Oleh : Erfan Afandi
Mahasiswa Sosiologi – Universitas Muhammadiyah Malang
Detikkasus.com – Apakah korupsi telah menjadi budaya?, jawabannya pasti akan bervariasi tergantung apa yang dimaksud dengan budaya serta kekuatan ikatannya dalam menentukan pola dan norma kehidupan sosial masyarakat.
Moh Hatta pernah menyatakan bahwa korupsi di indonesia telah menjadi budaya dengan melihat fenomena yang terjadi, namun bila budaya itu diwariskan apakah nenek moyang kita mengajarkan korupsi atau suatu perbuatan yang kemudian dalam masa modern disebut korupsi?, masalahnya jelas jadi rumit oleh karena itu penyebutan tersebut perlu dilakukan hati-hati atau harus dengan referensi pemaknaan budaya yang spesifik dengan selalu memperhatikan continuity and change.

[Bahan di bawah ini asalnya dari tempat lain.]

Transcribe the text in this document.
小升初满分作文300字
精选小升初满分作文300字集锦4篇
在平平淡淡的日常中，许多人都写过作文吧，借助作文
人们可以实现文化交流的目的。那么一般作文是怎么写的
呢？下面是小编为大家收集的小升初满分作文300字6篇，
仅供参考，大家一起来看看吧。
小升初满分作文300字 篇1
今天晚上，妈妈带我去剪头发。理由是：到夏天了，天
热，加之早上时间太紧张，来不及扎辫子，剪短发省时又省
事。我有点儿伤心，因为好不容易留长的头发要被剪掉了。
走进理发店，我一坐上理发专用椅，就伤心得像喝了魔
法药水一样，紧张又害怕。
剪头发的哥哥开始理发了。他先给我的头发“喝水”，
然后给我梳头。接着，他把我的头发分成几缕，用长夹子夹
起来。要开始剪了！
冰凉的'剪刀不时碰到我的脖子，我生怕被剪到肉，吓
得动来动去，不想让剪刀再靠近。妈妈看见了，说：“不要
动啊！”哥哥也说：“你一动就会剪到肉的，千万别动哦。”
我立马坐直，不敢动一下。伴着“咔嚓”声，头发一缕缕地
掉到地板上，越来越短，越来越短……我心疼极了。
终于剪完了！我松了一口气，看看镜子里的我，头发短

Dalam periode awal pada setiap daerah/bangsa termasuk Indonesia umumnya melalui fase-fase kehidupan sosial dari mulai fase teologis, metafisik dan positif. Budaya dalam arti nilai yang umum dijalankan dalam fase animisme (teologi, metafisik) guna mengendalikan berbagai kejadian yang merugikan atau merusak kehidupan masyarakat, pemberian sesajen menjadi salah satu instrumen penting untuk menenangkan dan memperkuat posisi kehidupan manusia, dengan sesajen diharapkan penguasa supranatural dapat melindungi kehidupan mereka. Hal ini merupakan salah satu bentuk kecil korupsi di ranah sosial.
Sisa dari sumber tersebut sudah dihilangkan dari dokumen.